Inflación, crédito más caro y nuevas prioridades de gasto configuran un escenario de crecimiento moderado y alta selectividad.
Los datos más recientes de la encuesta Consumer Insights de Worldpanel by Numerator muestran que en 2025 los brasileños ya habían ajustado su forma de comprar. Las visitas al supermercado se volvieron más frecuentes, pero con menos artículos por ticket y un gasto promedio menor. Al mismo tiempo, aumentó la diversificación de categorías, reflejando una estrategia defensiva para estirar el presupuesto frente al alza de precios y al costo del financiamiento. Esta lógica se mantendría en 2026, aunque con algunos matices.

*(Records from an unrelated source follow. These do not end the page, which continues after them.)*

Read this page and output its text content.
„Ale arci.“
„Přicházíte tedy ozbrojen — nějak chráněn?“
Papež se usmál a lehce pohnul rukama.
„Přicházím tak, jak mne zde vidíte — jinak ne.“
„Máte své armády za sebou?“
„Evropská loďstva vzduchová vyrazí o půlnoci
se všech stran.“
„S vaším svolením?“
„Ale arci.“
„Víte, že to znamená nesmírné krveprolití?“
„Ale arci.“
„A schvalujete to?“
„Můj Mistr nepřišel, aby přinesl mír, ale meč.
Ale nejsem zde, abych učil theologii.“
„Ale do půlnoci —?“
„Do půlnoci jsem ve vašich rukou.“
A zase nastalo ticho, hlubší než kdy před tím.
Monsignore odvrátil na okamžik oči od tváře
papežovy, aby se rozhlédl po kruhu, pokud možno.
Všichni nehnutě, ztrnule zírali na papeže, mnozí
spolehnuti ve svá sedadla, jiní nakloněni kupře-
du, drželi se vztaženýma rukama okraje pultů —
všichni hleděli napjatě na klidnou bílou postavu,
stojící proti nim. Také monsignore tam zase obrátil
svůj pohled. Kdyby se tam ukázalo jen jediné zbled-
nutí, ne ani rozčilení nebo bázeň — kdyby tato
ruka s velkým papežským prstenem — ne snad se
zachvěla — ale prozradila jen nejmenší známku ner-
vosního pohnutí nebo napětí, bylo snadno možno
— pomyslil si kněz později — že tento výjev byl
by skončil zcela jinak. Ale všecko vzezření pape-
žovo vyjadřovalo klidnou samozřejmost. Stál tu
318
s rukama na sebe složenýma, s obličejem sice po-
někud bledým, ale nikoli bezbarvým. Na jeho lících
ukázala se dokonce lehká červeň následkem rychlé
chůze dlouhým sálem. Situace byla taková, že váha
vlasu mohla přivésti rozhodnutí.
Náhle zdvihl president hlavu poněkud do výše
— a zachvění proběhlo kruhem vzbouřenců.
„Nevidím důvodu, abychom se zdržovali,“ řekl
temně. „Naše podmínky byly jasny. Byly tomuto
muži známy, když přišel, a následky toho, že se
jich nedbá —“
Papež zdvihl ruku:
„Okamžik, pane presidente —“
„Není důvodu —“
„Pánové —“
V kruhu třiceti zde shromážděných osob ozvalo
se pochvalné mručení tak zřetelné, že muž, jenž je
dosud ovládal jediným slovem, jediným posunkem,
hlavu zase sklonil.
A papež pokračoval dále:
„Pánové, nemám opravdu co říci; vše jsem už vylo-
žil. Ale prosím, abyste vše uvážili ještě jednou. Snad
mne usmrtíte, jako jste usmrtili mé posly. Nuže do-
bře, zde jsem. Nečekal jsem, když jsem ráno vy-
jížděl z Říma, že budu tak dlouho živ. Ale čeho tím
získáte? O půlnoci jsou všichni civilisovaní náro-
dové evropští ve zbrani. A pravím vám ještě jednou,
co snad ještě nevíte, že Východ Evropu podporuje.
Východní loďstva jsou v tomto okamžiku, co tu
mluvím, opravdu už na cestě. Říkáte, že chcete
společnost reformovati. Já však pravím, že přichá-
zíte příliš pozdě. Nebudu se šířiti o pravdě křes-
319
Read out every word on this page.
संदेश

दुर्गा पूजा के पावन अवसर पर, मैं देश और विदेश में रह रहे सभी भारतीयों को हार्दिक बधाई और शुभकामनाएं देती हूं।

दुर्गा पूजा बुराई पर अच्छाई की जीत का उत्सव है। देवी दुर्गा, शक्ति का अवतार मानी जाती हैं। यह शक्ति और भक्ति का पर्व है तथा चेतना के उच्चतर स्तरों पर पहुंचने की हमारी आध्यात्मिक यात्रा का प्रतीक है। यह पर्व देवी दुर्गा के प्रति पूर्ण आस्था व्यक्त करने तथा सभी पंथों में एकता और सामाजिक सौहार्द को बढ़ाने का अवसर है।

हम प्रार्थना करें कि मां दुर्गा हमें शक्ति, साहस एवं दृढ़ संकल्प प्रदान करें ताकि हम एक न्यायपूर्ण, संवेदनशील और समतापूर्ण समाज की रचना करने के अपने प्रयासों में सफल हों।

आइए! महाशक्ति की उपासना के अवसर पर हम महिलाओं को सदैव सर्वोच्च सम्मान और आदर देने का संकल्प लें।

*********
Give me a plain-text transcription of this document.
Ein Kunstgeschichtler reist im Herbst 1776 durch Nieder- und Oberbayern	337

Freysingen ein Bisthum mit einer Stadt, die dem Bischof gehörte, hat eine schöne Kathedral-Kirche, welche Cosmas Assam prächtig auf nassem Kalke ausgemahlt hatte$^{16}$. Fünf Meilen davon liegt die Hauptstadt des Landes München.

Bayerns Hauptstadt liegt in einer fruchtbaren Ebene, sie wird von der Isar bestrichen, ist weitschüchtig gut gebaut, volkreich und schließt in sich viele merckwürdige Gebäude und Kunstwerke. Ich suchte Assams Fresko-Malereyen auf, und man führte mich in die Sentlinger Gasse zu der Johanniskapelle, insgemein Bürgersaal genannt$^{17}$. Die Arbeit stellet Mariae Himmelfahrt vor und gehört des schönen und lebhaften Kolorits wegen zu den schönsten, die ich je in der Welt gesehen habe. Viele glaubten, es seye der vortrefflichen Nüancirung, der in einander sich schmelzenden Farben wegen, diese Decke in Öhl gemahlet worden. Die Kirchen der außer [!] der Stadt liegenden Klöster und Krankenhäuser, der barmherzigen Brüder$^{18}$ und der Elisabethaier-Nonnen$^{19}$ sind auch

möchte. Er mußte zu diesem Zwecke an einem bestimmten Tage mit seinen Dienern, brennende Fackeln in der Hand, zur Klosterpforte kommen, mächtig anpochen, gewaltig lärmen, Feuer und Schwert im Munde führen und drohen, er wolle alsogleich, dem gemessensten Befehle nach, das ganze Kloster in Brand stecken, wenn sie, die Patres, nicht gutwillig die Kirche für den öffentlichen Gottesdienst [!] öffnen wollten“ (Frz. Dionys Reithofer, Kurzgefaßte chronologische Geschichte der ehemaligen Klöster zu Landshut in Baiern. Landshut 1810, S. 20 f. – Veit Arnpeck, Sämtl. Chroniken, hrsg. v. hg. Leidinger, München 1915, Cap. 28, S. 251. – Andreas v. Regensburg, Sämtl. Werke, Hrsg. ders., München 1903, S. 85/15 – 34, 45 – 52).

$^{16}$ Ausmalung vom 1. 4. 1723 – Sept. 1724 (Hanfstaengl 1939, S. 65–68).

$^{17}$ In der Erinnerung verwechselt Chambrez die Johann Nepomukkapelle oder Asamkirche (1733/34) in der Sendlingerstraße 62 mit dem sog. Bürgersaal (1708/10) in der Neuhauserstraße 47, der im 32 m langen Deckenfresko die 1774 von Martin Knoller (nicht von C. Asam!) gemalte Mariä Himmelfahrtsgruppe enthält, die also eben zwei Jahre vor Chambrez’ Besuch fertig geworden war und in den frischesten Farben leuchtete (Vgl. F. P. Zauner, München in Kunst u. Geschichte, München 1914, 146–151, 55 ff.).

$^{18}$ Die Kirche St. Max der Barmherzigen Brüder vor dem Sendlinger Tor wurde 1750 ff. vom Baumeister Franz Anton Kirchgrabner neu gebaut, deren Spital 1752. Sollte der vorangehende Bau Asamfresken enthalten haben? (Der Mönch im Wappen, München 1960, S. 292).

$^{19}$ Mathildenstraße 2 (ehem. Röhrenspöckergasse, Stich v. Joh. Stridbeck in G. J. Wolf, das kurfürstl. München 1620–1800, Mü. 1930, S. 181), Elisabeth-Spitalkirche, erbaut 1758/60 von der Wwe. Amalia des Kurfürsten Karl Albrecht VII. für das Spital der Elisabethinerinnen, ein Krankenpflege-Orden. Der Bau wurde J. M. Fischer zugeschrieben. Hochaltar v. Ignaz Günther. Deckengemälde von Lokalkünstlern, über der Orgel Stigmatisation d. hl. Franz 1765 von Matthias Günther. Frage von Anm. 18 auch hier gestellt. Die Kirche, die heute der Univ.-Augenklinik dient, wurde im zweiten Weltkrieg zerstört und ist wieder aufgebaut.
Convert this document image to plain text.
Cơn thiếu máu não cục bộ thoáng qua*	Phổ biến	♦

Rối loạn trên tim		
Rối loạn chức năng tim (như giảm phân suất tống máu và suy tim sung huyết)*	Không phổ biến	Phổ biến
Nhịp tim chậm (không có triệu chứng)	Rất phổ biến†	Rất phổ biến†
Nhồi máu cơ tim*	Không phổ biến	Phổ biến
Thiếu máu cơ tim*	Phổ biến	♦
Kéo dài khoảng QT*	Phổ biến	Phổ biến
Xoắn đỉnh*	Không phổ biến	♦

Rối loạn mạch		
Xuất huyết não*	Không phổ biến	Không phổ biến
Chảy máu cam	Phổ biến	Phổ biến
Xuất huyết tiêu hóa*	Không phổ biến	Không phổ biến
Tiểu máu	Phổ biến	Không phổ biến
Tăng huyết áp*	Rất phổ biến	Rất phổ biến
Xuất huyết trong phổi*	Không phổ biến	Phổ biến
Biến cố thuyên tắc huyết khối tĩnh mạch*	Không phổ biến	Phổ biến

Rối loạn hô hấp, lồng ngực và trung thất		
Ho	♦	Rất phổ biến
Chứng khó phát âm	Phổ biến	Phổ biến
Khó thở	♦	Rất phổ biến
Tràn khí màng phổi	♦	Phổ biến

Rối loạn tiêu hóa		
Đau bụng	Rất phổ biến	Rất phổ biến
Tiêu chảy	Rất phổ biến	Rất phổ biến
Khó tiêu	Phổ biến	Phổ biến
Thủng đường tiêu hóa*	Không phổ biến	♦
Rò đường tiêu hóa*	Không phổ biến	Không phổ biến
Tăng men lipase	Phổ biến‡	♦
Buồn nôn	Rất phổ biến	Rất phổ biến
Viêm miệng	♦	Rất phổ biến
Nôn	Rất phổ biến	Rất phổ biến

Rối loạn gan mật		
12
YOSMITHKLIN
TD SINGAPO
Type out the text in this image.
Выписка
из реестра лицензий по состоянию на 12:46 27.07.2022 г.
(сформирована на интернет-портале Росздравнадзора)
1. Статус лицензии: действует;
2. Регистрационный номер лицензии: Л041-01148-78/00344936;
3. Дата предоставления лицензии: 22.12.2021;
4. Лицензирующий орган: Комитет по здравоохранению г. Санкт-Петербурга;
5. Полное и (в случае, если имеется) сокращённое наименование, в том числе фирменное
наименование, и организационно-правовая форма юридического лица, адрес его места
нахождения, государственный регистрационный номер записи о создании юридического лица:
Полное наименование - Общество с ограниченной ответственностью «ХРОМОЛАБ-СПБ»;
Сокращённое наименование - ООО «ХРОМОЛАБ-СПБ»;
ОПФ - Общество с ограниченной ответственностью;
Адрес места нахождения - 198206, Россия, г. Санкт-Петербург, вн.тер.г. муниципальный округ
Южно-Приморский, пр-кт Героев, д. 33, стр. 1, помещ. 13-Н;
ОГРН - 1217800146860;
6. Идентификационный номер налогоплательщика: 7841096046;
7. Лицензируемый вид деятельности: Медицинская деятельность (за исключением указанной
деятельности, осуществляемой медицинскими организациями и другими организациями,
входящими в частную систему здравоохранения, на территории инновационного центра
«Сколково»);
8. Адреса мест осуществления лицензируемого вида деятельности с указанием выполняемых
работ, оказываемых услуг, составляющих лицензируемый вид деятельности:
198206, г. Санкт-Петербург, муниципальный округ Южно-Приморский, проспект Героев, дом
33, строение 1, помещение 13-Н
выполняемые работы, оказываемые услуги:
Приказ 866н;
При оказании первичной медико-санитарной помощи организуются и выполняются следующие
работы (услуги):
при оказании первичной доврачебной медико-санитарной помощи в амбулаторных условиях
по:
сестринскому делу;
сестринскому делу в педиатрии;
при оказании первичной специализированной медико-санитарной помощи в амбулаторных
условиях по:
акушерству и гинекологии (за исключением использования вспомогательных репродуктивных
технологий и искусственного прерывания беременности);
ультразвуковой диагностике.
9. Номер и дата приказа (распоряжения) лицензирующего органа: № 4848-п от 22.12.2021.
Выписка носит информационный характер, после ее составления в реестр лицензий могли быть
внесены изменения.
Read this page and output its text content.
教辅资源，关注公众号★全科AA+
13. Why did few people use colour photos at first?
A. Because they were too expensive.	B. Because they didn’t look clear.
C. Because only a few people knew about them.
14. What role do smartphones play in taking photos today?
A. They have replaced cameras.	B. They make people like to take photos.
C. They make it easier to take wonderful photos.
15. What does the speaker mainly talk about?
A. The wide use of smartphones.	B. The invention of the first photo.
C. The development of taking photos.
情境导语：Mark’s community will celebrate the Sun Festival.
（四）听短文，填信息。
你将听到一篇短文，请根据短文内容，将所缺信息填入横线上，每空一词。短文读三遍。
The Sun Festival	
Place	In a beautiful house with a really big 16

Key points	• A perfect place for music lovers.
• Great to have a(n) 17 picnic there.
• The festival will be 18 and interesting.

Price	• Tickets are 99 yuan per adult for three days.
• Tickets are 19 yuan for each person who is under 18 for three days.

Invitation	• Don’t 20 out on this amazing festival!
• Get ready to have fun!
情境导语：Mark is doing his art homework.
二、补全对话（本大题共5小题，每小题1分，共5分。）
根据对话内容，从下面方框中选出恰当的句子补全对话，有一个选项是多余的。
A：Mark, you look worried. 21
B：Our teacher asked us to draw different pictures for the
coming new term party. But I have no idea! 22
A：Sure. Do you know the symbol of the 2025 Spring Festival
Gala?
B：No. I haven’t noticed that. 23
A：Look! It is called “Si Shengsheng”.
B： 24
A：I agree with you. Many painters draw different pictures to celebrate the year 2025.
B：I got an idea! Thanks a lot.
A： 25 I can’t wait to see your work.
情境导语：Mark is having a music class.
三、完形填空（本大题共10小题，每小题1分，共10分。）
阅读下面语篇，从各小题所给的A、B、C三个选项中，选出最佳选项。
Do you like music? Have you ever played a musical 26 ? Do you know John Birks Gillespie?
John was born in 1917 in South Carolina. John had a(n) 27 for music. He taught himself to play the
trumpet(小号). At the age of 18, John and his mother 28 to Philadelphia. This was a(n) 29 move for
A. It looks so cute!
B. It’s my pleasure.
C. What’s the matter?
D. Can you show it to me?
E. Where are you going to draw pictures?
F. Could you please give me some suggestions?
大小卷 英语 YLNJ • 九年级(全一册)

La exención del impuesto sobre la renta para ingresos de hasta R$ 5.000 podría liberar cerca de R$ 30.000 millones para el consumo. Sin embargo, el efecto neto es incierto. Parte de ese ingreso adicional podría diluirse en otros compromisos financieros, como servicios, transporte, salud o deudas acumuladas. A ello se suma un factor clave: la inflación alimentaria. Proyecciones económicas estiman que los precios de los alimentos podrían aumentar alrededor de 4,6% en 2026, frente a un avance mucho más moderado en 2025. Este diferencial presiona el poder adquisitivo y limita el margen de expansión del gasto en supermercados.
En paralelo, emergen fenómenos que reconfiguran la demanda. Uno de los más relevantes es el crecimiento del uso de medicamentos para el control del peso basados en semaglutida, conocidos popularmente como “plumas adelgazantes”. Estos tratamientos, cada vez más difundidos, están modificando patrones de consumo: menor ingesta de alimentos ultraprocesados, bebidas alcohólicas y dulces, y mayor preferencia por productos frescos, proteínas y porciones controladas. Estudios de mercado indican que, tras iniciar este tipo de tratamiento, el consumo total de alimentos en un hogar puede reducirse de forma significativa, generando un impacto directo en volúmenes vendidos.
Mientras la industria farmacéutica y el canal de farmacias capitalizan este crecimiento —con un mercado global que podría acercarse a los 9.000 millones de dólares hacia el final de la década—, los fabricantes de alimentos procesados y el retail enfrentan la necesidad de adaptar surtidos. El énfasis se desplaza hacia opciones percibidas como más saludables, funcionales y de mayor valor agregado, en detrimento de categorías tradicionales de alto volumen.
Otro vector de presión sobre el presupuesto familiar es la expansión de las apuestas deportivas. El gasto en este segmento se multiplicó en pocos años, pasando de poco más de R$ 400 millones mensuales a cifras cercanas a R$ 3.000 millones. Este flujo de recursos, concentrado especialmente en los estratos socioeconómicos medios y bajos, compite directamente con el consumo esencial, incluidos los alimentos. Con el Mundial como catalizador, las plataformas de apuestas intensifican su presencia publicitaria, lo que podría amplificar este desvío de gasto.
Aun así, eventos como el Mundial y el calendario electoral suelen estimular categorías específicas, como bebidas, carnes y productos para reuniones sociales. El desafío para el comercio minorista será capturar esas oportunidades sin perder de vista un consumidor más racional, fragmentado y atento al precio. En 2026, el éxito no dependerá solo del volumen, sino de la capacidad de leer estas nuevas prioridades y traducirlas en propuestas más flexibles, saludables y alineadas con un contexto económico restrictivo.